Par contre, concernant son intrigue, Wakanda Forever part quelque peu à la dérive en se retrouvant pris au piège de courants contraires. Si l’adieu à Chadwick Boseman sonne juste et permet de développer la notion de transmission aussi bien au niveau personnel que protocolaire, notamment via ses proches (Ramona, Shuri, Nakia,…), tout ce qui lui est périphérique manque de solidité, prenant petit à petit l’eau. Laissant poindre une problématique géopolitique intéressante inhérente à la situation inédite dans laquelle se retrouve le pays, devant continuer à exister sans son protecteur, le scénario co-écrit par Coogler et Joe Robert Cole préfère se concentrer sur un conflit larvé se dispersant plus que de raison, atténuant l’impact de celui-ci. En s’éparpillant sur deux heures quarante-et-une, le film montre malheureusement que le temps imparti était bien trop long, amenant à d’évidentes longueurs et redites.

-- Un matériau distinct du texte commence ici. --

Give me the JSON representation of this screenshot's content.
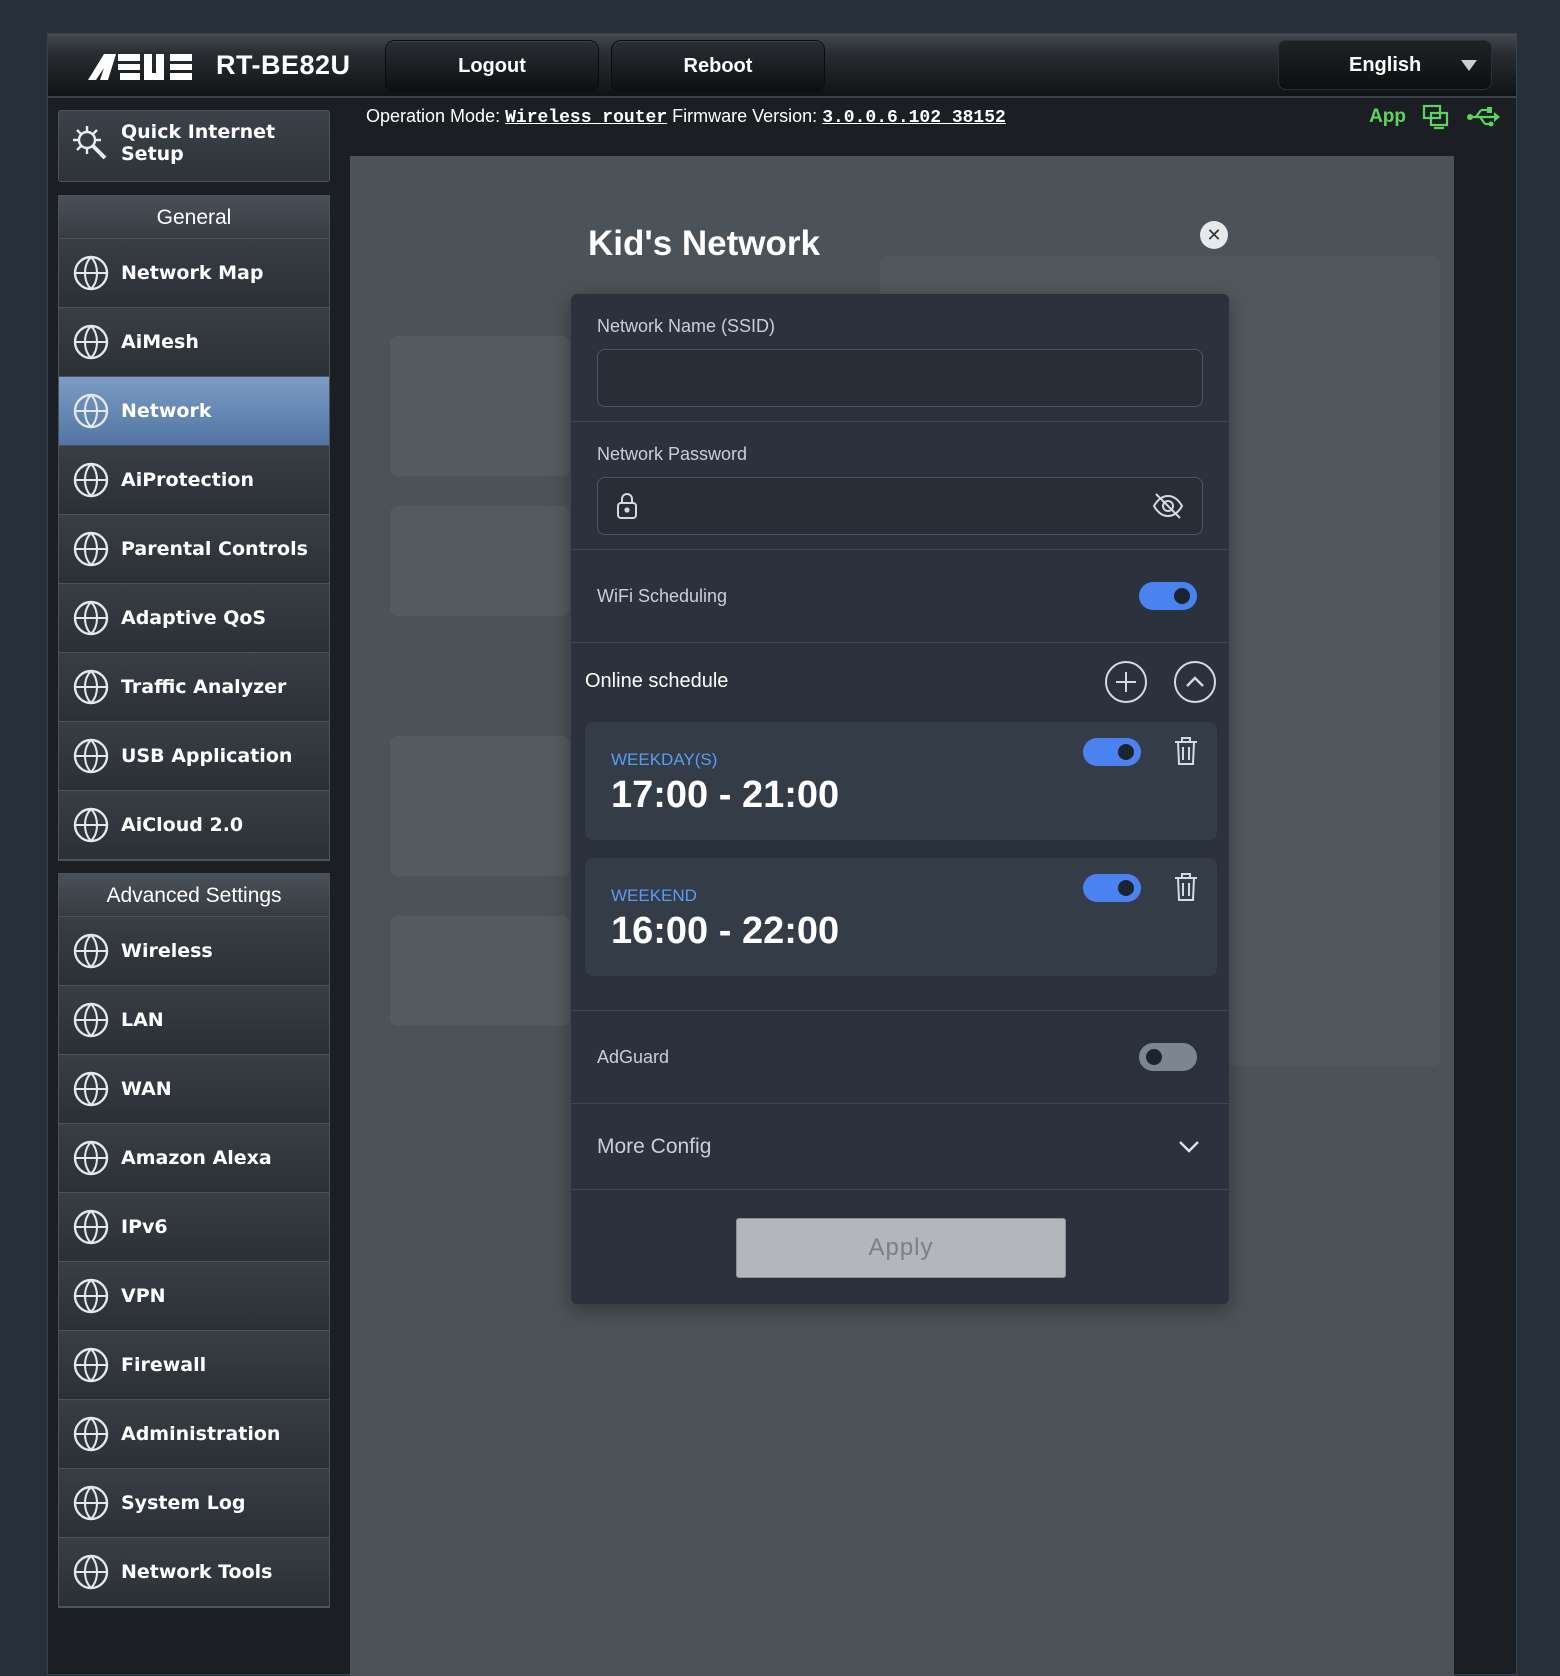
{
  "header": {
    "brand": "ASUS",
    "model": "RT-BE82U",
    "logout_label": "Logout",
    "reboot_label": "Reboot",
    "language": "English"
  },
  "status": {
    "op_mode_label": "Operation Mode:",
    "op_mode_value": "Wireless router",
    "firmware_label": "Firmware Version:",
    "firmware_value": "3.0.0.6.102_38152",
    "app_label": "App"
  },
  "sidebar": {
    "quick_setup": "Quick Internet Setup",
    "general_title": "General",
    "general_items": [
      {
        "label": "Network Map",
        "icon": "network-map-icon"
      },
      {
        "label": "AiMesh",
        "icon": "aimesh-icon"
      },
      {
        "label": "Network",
        "icon": "network-icon",
        "active": true
      },
      {
        "label": "AiProtection",
        "icon": "aiprotection-icon"
      },
      {
        "label": "Parental Controls",
        "icon": "parental-controls-icon"
      },
      {
        "label": "Adaptive QoS",
        "icon": "qos-gauge-icon"
      },
      {
        "label": "Traffic Analyzer",
        "icon": "traffic-analyzer-icon"
      },
      {
        "label": "USB Application",
        "icon": "usb-icon"
      },
      {
        "label": "AiCloud 2.0",
        "icon": "cloud-icon"
      }
    ],
    "advanced_title": "Advanced Settings",
    "advanced_items": [
      {
        "label": "Wireless",
        "icon": "wireless-icon"
      },
      {
        "label": "LAN",
        "icon": "lan-icon"
      },
      {
        "label": "WAN",
        "icon": "wan-globe-icon"
      },
      {
        "label": "Amazon Alexa",
        "icon": "alexa-icon"
      },
      {
        "label": "IPv6",
        "icon": "ipv6-icon"
      },
      {
        "label": "VPN",
        "icon": "vpn-icon"
      },
      {
        "label": "Firewall",
        "icon": "firewall-icon"
      },
      {
        "label": "Administration",
        "icon": "administration-gear-icon"
      },
      {
        "label": "System Log",
        "icon": "system-log-icon"
      },
      {
        "label": "Network Tools",
        "icon": "network-tools-icon"
      }
    ]
  },
  "modal": {
    "title": "Kid's Network",
    "ssid_label": "Network Name (SSID)",
    "ssid_value": "",
    "password_label": "Network Password",
    "password_value": "",
    "wifi_scheduling_label": "WiFi Scheduling",
    "wifi_scheduling_on": true,
    "schedule_title": "Online schedule",
    "schedules": [
      {
        "days": "WEEKDAY(S)",
        "time": "17:00 - 21:00",
        "enabled": true
      },
      {
        "days": "WEEKEND",
        "time": "16:00 - 22:00",
        "enabled": true
      }
    ],
    "adguard_label": "AdGuard",
    "adguard_on": false,
    "more_config_label": "More Config",
    "apply_label": "Apply"
  },
  "colors": {
    "accent": "#4a83ef",
    "schedule_day": "#5b9cf2",
    "app_green": "#5fd35f",
    "active_menu": "#5275a3"
  }
}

Le potentiel est pourtant là, notamment dans une première heure convaincante, mais une fois semées, les graines de la colère mènent à un affrontement rentrant davantage dans les clous quant à la formule Marvel Studios – l’humour en moins ce qui est déjà ça de pris. Ainsi, ce second volet de Black Panther s’aventure dans les eaux profondes de l’Atlantide, d’où surgit un certain Namor. Incarné par le novice Tenoch Huerta Mejía, le Prince des Mers – dont les origines ont été grandement modifiées – vient se confronter au peuple wakandais pour le meilleur et pour le pire. Faisant figure d’antagoniste ambivalent, le souverain de Talokan se veut une menace sérieuse pour nos protagonistes, mais malgré les batailles et retournements de situation, cette guerre ouverte manque de profondeur et de clarté. D’autant plus lorsqu’il faut penser à l’avenir du MCU, amenant à l’introduction de Riri Williams alias Ironheart ainsi qu’à la présence de Valentina Allegra de Fontaine – qui prend progressivement ses aises depuis Falcon et le Soldat de l’Hiver.

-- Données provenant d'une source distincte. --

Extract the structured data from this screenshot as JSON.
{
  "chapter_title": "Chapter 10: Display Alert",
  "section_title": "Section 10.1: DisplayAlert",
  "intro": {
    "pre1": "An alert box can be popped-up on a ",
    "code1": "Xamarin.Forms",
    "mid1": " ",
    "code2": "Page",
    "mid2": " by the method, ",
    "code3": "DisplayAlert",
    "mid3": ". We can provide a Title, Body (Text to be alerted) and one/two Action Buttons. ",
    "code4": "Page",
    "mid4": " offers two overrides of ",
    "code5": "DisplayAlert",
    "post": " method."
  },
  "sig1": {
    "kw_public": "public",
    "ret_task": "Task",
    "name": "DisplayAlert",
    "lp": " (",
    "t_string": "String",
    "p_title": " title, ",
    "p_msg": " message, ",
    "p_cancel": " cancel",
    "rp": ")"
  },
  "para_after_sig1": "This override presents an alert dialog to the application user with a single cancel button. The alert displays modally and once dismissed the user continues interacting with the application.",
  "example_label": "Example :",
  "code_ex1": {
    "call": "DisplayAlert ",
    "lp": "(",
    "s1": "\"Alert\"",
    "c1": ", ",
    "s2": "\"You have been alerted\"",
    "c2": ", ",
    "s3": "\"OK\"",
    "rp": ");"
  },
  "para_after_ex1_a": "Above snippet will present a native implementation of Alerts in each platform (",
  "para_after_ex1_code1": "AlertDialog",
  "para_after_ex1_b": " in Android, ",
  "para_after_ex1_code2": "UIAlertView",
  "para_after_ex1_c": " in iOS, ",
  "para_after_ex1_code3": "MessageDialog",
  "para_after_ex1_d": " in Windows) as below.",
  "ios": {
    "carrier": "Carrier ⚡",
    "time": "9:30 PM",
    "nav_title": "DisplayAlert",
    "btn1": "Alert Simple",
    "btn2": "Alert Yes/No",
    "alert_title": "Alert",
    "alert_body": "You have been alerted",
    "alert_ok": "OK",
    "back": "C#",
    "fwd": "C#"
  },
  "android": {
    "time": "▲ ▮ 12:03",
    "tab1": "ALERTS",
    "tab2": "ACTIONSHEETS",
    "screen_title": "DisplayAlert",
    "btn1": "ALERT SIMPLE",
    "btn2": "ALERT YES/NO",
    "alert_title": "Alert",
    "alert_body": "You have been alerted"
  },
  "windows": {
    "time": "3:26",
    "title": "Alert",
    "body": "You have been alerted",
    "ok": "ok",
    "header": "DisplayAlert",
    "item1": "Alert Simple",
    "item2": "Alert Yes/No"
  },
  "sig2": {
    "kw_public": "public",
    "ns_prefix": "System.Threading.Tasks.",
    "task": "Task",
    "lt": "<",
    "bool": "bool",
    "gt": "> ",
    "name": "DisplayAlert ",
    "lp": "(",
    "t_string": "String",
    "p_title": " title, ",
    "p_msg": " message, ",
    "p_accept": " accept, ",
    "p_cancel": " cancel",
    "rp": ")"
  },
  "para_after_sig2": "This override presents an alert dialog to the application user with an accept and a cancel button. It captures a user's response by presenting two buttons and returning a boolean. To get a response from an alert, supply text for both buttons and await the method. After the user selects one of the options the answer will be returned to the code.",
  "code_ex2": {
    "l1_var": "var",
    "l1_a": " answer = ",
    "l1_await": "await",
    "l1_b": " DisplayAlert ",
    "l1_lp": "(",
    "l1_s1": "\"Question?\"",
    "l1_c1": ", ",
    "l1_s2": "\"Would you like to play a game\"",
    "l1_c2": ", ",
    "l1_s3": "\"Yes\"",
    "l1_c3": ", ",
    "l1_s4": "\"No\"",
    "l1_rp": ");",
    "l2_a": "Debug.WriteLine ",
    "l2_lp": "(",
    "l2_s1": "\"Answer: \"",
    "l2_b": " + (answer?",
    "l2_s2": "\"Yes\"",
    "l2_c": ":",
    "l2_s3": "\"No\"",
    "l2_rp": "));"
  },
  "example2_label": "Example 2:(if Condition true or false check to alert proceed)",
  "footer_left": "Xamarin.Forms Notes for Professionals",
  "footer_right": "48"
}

Resserrer l’intrigue et le cadre de Black Panther : Wakanda Forever aurait été plus judicieux, l’intimisme fonctionnant davantage que le grand spectacle, comme le démontre son dernier acte où les scènes d’action sont brouillonnes avec des effets spéciaux laissant encore à désirer – ce qui a été une constante durant cette Phase 4 avec d’innombrables incrustations hideuses. Pour voir le verre à moitié plein, notons une amélioration par rapport au final de son prédécesseur, où les CGI piquaient les yeux en s’approchant d’une cinématique pour consoles next gen. Ryan Coogler maitrise un peu mieux sa mise en scène, il y a une marge de progression. Là où le cinéaste s’en sort avec les honneurs, c’est dans la direction d’acteurs. On ressent la peine de l’équipe créative devant et derrière l’écran, facilitant les instants sensibles. Que ce soit l’excellente Angela Bassett, Letitia Wright, Lupita Nyong’o ou Danai Gurira, toutes apportent de la nuance en matière d’émotion et cela fonctionne à l’écran – sans nécessité d’en faire trop. Les femmes du Wakanda portent avec force cette suite sur leurs épaules. Malgré des hauts et des bas, de nouvelles bases ont été posées – parfois au forceps – et n’y a plus qu’à voir ce que le futur réserve à notre Black Panther maintenant que le passage de flambeau a été effectué.

Devant faire face à une tâche difficile, dire au revoir à son interprète principal, Black Panther : Wakanda Forever se veut un hommage sincère à Chadwick Boseman de la part de Ryan Coogler et de l’équipe du film, apportant une émotion non feinte à une suite malheureusement en demi-teinte, la faute à une intrigue prenant progressivement l’eau malgré des pistes intéressantes.